Les Verts, l'extrême gauche, l'extrême droite et certains socialistes ont voté contre.

Le groupe Socialistes et démocrates (le deuxième du Parlement) a été particulièrement divisé sur ce texte.

Son président, l'Italien Gianni Pittella, y était favorable "à titre personnel", mais la délégation française, par exemple, a fustigé "une menace directe pour l'emploi", qui "n'intègre pas l'urgence climatique et environnementale, ni le principe de précaution".

'Traité scélérat'

Les écologistes sont tout aussi sévères, à l'image du Français Yannick Jadot qui voit dans le CETA "l'aboutissement d'un processus de dérégulation, de privatisation de la norme".

"Nous sommes dans un moment trop précieux, trop rare de notre Histoire, pour ne pas regarder ce qui explique les Brexit, les Trump", a-t-il observé.

Pour la présidente du Front national (extrême droite, France), Marine Le Pen, le CETA est "un traité scélérat" qui détruira "des milliers d'emplois", après avoir été "soigneusement caché à tous les citoyens".
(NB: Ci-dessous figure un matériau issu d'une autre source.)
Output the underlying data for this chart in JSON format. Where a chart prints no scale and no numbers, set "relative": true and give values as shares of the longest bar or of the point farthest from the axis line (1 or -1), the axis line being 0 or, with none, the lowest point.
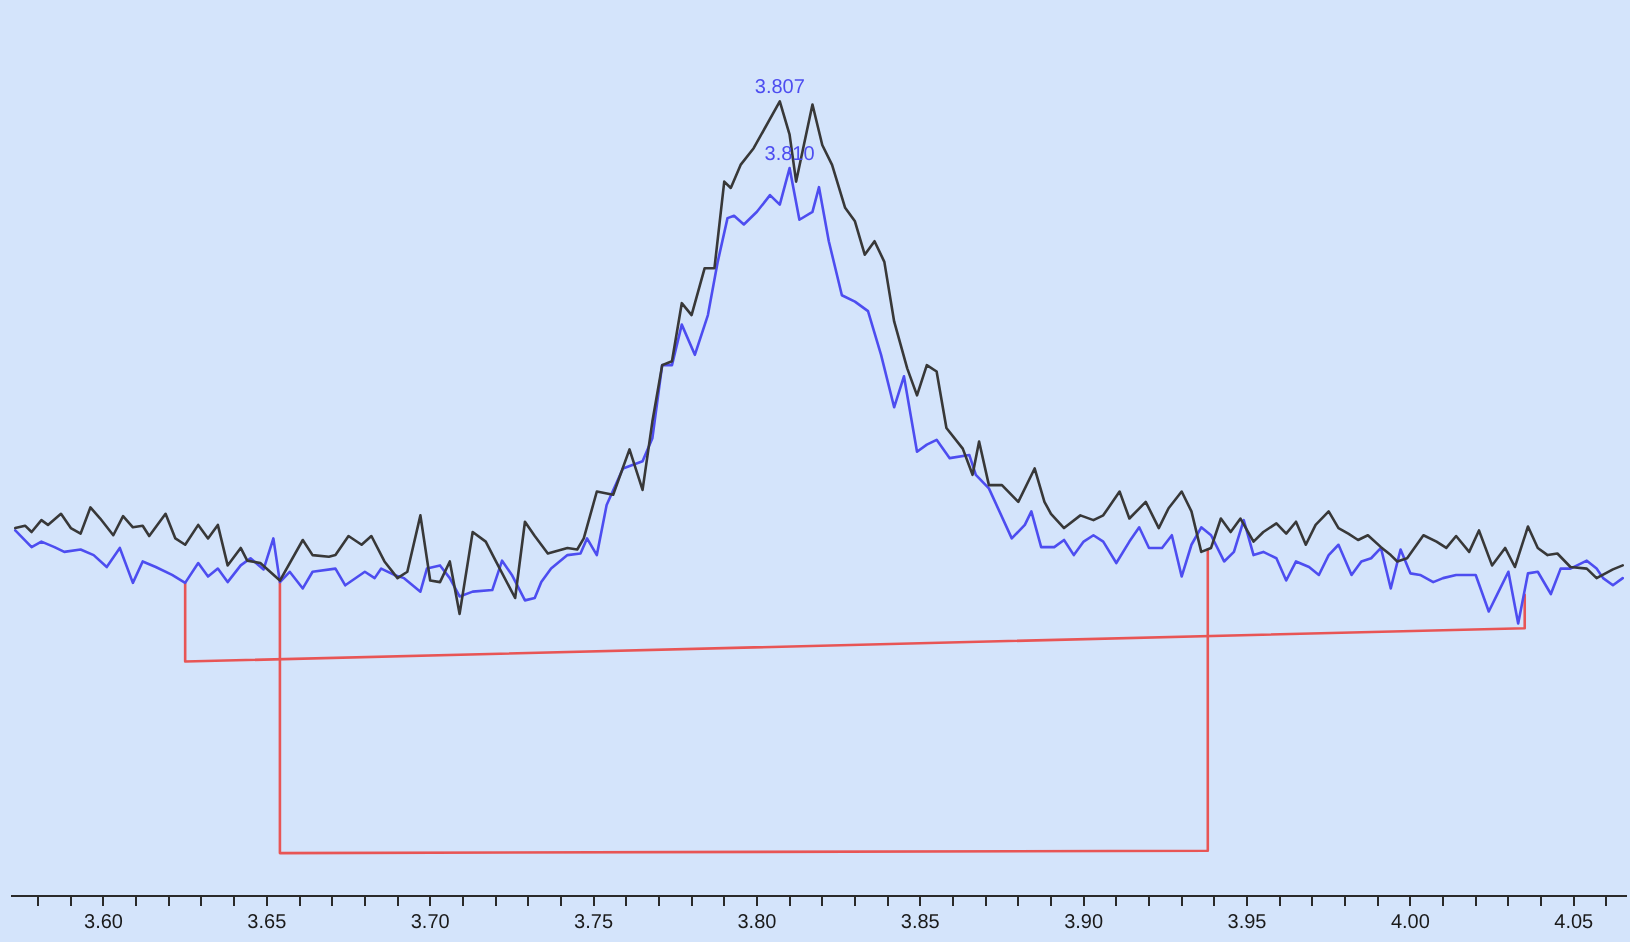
{
  "chart_data": {
    "type": "line",
    "relative": true,
    "marker": "none",
    "line_style": "solid",
    "xlim": [
      3.572,
      4.066
    ],
    "xticks": [
      {
        "value": 3.58,
        "label": null
      },
      {
        "value": 3.59,
        "label": null
      },
      {
        "value": 3.6,
        "label": "3.60"
      },
      {
        "value": 3.61,
        "label": null
      },
      {
        "value": 3.62,
        "label": null
      },
      {
        "value": 3.63,
        "label": null
      },
      {
        "value": 3.64,
        "label": null
      },
      {
        "value": 3.65,
        "label": "3.65"
      },
      {
        "value": 3.66,
        "label": null
      },
      {
        "value": 3.67,
        "label": null
      },
      {
        "value": 3.68,
        "label": null
      },
      {
        "value": 3.69,
        "label": null
      },
      {
        "value": 3.7,
        "label": "3.70"
      },
      {
        "value": 3.71,
        "label": null
      },
      {
        "value": 3.72,
        "label": null
      },
      {
        "value": 3.73,
        "label": null
      },
      {
        "value": 3.74,
        "label": null
      },
      {
        "value": 3.75,
        "label": "3.75"
      },
      {
        "value": 3.76,
        "label": null
      },
      {
        "value": 3.77,
        "label": null
      },
      {
        "value": 3.78,
        "label": null
      },
      {
        "value": 3.79,
        "label": null
      },
      {
        "value": 3.8,
        "label": "3.80"
      },
      {
        "value": 3.81,
        "label": null
      },
      {
        "value": 3.82,
        "label": null
      },
      {
        "value": 3.83,
        "label": null
      },
      {
        "value": 3.84,
        "label": null
      },
      {
        "value": 3.85,
        "label": "3.85"
      },
      {
        "value": 3.86,
        "label": null
      },
      {
        "value": 3.87,
        "label": null
      },
      {
        "value": 3.88,
        "label": null
      },
      {
        "value": 3.89,
        "label": null
      },
      {
        "value": 3.9,
        "label": "3.90"
      },
      {
        "value": 3.91,
        "label": null
      },
      {
        "value": 3.92,
        "label": null
      },
      {
        "value": 3.93,
        "label": null
      },
      {
        "value": 3.94,
        "label": null
      },
      {
        "value": 3.95,
        "label": "3.95"
      },
      {
        "value": 3.96,
        "label": null
      },
      {
        "value": 3.97,
        "label": null
      },
      {
        "value": 3.98,
        "label": null
      },
      {
        "value": 3.99,
        "label": null
      },
      {
        "value": 4.0,
        "label": "4.00"
      },
      {
        "value": 4.01,
        "label": null
      },
      {
        "value": 4.02,
        "label": null
      },
      {
        "value": 4.03,
        "label": null
      },
      {
        "value": 4.04,
        "label": null
      },
      {
        "value": 4.05,
        "label": "4.05"
      },
      {
        "value": 4.06,
        "label": null
      }
    ],
    "annotations": [
      {
        "text": "3.807",
        "x": 3.807,
        "y": 1
      },
      {
        "text": "3.810",
        "x": 3.81,
        "y": 0.916
      }
    ],
    "series": [
      {
        "color": "#383838",
        "x": [
          3.573,
          3.576,
          3.578,
          3.581,
          3.583,
          3.587,
          3.59,
          3.593,
          3.596,
          3.599,
          3.603,
          3.606,
          3.609,
          3.612,
          3.614,
          3.619,
          3.622,
          3.625,
          3.629,
          3.632,
          3.635,
          3.638,
          3.642,
          3.644,
          3.648,
          3.654,
          3.661,
          3.664,
          3.669,
          3.671,
          3.675,
          3.679,
          3.682,
          3.686,
          3.69,
          3.693,
          3.697,
          3.7,
          3.703,
          3.706,
          3.709,
          3.713,
          3.717,
          3.72,
          3.726,
          3.729,
          3.732,
          3.736,
          3.742,
          3.745,
          3.747,
          3.751,
          3.756,
          3.761,
          3.765,
          3.768,
          3.771,
          3.774,
          3.777,
          3.78,
          3.784,
          3.787,
          3.79,
          3.792,
          3.795,
          3.799,
          3.807,
          3.81,
          3.812,
          3.817,
          3.82,
          3.823,
          3.827,
          3.83,
          3.833,
          3.836,
          3.839,
          3.842,
          3.846,
          3.849,
          3.852,
          3.855,
          3.858,
          3.863,
          3.866,
          3.868,
          3.871,
          3.875,
          3.88,
          3.885,
          3.888,
          3.89,
          3.894,
          3.899,
          3.903,
          3.906,
          3.911,
          3.914,
          3.919,
          3.923,
          3.926,
          3.93,
          3.933,
          3.936,
          3.939,
          3.942,
          3.945,
          3.948,
          3.952,
          3.955,
          3.959,
          3.962,
          3.965,
          3.968,
          3.971,
          3.975,
          3.978,
          3.981,
          3.984,
          3.987,
          3.991,
          3.994,
          3.996,
          3.999,
          4.004,
          4.008,
          4.011,
          4.014,
          4.018,
          4.021,
          4.025,
          4.029,
          4.032,
          4.036,
          4.039,
          4.042,
          4.045,
          4.049,
          4.054,
          4.057,
          4.062,
          4.065
        ],
        "values": [
          0.463,
          0.466,
          0.458,
          0.473,
          0.467,
          0.481,
          0.463,
          0.456,
          0.489,
          0.475,
          0.454,
          0.478,
          0.464,
          0.466,
          0.453,
          0.481,
          0.45,
          0.442,
          0.467,
          0.45,
          0.467,
          0.416,
          0.438,
          0.422,
          0.419,
          0.397,
          0.448,
          0.429,
          0.427,
          0.429,
          0.453,
          0.442,
          0.453,
          0.421,
          0.4,
          0.408,
          0.479,
          0.397,
          0.395,
          0.421,
          0.355,
          0.458,
          0.446,
          0.422,
          0.375,
          0.471,
          0.453,
          0.431,
          0.438,
          0.436,
          0.45,
          0.509,
          0.505,
          0.562,
          0.511,
          0.597,
          0.668,
          0.673,
          0.746,
          0.731,
          0.79,
          0.79,
          0.899,
          0.891,
          0.92,
          0.941,
          1,
          0.958,
          0.899,
          0.996,
          0.945,
          0.92,
          0.866,
          0.849,
          0.807,
          0.824,
          0.798,
          0.723,
          0.664,
          0.63,
          0.668,
          0.66,
          0.589,
          0.563,
          0.53,
          0.572,
          0.517,
          0.517,
          0.496,
          0.538,
          0.496,
          0.481,
          0.463,
          0.479,
          0.473,
          0.479,
          0.509,
          0.475,
          0.496,
          0.463,
          0.488,
          0.509,
          0.484,
          0.433,
          0.438,
          0.475,
          0.458,
          0.475,
          0.446,
          0.458,
          0.469,
          0.456,
          0.471,
          0.442,
          0.467,
          0.484,
          0.463,
          0.456,
          0.448,
          0.454,
          0.439,
          0.429,
          0.421,
          0.425,
          0.454,
          0.446,
          0.438,
          0.453,
          0.433,
          0.46,
          0.416,
          0.438,
          0.414,
          0.465,
          0.438,
          0.429,
          0.431,
          0.414,
          0.412,
          0.4,
          0.411,
          0.416
        ]
      },
      {
        "color": "#4d4df0",
        "x": [
          3.573,
          3.578,
          3.581,
          3.585,
          3.588,
          3.593,
          3.597,
          3.601,
          3.605,
          3.609,
          3.612,
          3.616,
          3.621,
          3.625,
          3.629,
          3.632,
          3.635,
          3.638,
          3.642,
          3.645,
          3.649,
          3.652,
          3.654,
          3.657,
          3.661,
          3.664,
          3.671,
          3.674,
          3.68,
          3.683,
          3.685,
          3.689,
          3.692,
          3.697,
          3.699,
          3.703,
          3.706,
          3.709,
          3.713,
          3.719,
          3.722,
          3.725,
          3.729,
          3.732,
          3.734,
          3.737,
          3.742,
          3.746,
          3.748,
          3.751,
          3.754,
          3.759,
          3.765,
          3.768,
          3.771,
          3.774,
          3.777,
          3.781,
          3.785,
          3.788,
          3.791,
          3.793,
          3.796,
          3.8,
          3.804,
          3.807,
          3.81,
          3.813,
          3.817,
          3.819,
          3.822,
          3.826,
          3.83,
          3.834,
          3.838,
          3.842,
          3.845,
          3.849,
          3.852,
          3.855,
          3.859,
          3.865,
          3.867,
          3.871,
          3.878,
          3.882,
          3.884,
          3.887,
          3.891,
          3.894,
          3.897,
          3.9,
          3.903,
          3.906,
          3.91,
          3.914,
          3.917,
          3.92,
          3.924,
          3.927,
          3.93,
          3.933,
          3.936,
          3.939,
          3.943,
          3.946,
          3.949,
          3.952,
          3.955,
          3.959,
          3.962,
          3.965,
          3.969,
          3.972,
          3.975,
          3.978,
          3.982,
          3.985,
          3.988,
          3.991,
          3.994,
          3.997,
          4.0,
          4.003,
          4.007,
          4.01,
          4.014,
          4.02,
          4.024,
          4.027,
          4.03,
          4.033,
          4.036,
          4.039,
          4.043,
          4.046,
          4.049,
          4.054,
          4.057,
          4.059,
          4.062,
          4.065
        ],
        "values": [
          0.46,
          0.439,
          0.446,
          0.439,
          0.433,
          0.436,
          0.429,
          0.414,
          0.438,
          0.394,
          0.421,
          0.414,
          0.404,
          0.394,
          0.419,
          0.402,
          0.412,
          0.395,
          0.416,
          0.425,
          0.411,
          0.45,
          0.395,
          0.408,
          0.387,
          0.408,
          0.412,
          0.391,
          0.408,
          0.4,
          0.412,
          0.404,
          0.4,
          0.383,
          0.412,
          0.416,
          0.4,
          0.377,
          0.383,
          0.385,
          0.422,
          0.404,
          0.372,
          0.375,
          0.395,
          0.412,
          0.429,
          0.431,
          0.45,
          0.429,
          0.492,
          0.538,
          0.547,
          0.576,
          0.668,
          0.668,
          0.719,
          0.681,
          0.731,
          0.798,
          0.853,
          0.856,
          0.845,
          0.861,
          0.882,
          0.87,
          0.916,
          0.851,
          0.861,
          0.892,
          0.824,
          0.756,
          0.748,
          0.736,
          0.681,
          0.615,
          0.654,
          0.559,
          0.568,
          0.574,
          0.551,
          0.555,
          0.53,
          0.513,
          0.45,
          0.467,
          0.484,
          0.439,
          0.439,
          0.448,
          0.429,
          0.446,
          0.454,
          0.446,
          0.419,
          0.446,
          0.464,
          0.438,
          0.438,
          0.454,
          0.402,
          0.442,
          0.464,
          0.454,
          0.421,
          0.433,
          0.473,
          0.429,
          0.433,
          0.425,
          0.397,
          0.421,
          0.414,
          0.404,
          0.429,
          0.442,
          0.404,
          0.421,
          0.425,
          0.438,
          0.387,
          0.436,
          0.406,
          0.404,
          0.395,
          0.4,
          0.404,
          0.404,
          0.358,
          0.383,
          0.408,
          0.343,
          0.406,
          0.408,
          0.38,
          0.412,
          0.412,
          0.422,
          0.412,
          0.4,
          0.391,
          0.4
        ]
      },
      {
        "color": "#e85555",
        "x": [
          3.625,
          3.625,
          4.035,
          4.035
        ],
        "values": [
          0.394,
          0.295,
          0.337,
          0.379
        ]
      },
      {
        "color": "#e85555",
        "x": [
          3.654,
          3.654,
          3.938,
          3.938
        ],
        "values": [
          0.395,
          0.054,
          0.057,
          0.436
        ]
      }
    ]
  }
}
Parmi les principales cibles des critiques, les tribunaux arbitraux amenés à être mis en place une fois que le traité aura été définitivement approuvé.

Ces juridictions pourront être saisies par une entreprise afin de demander réparation à un Etat ayant pris une réglementation contraire à ses intérêts.

Le Parlement de la région belge de Wallonie s'en était vivement inquiété en octobre 2016, entraînant une mini-crise diplomatique avec le Canada.

Au final, la signature formelle du traité par Bruxelles et Ottawa avait été retardée de quelques jours.

Avec l'approbation du Parlement européen, un long et incertain processus de ratification du CETA s'ouvre désormais dans l'ensemble des pays de l'UE.

"Les Parlements nationaux (...) doivent rejeter le traité", a déjà lancé Karine Jacquemart, de l'ONG Foodwatch, qui juge "le CETA est tout aussi mauvais que le Tafta" ou TTIP, l'accord de libre-échange négocié par l'UE avec les Etats-Unis.

Encore plus contesté, cet accord a d'ores et déjà été gelé avec l'élection de Donald Trump à la Maison Blanche.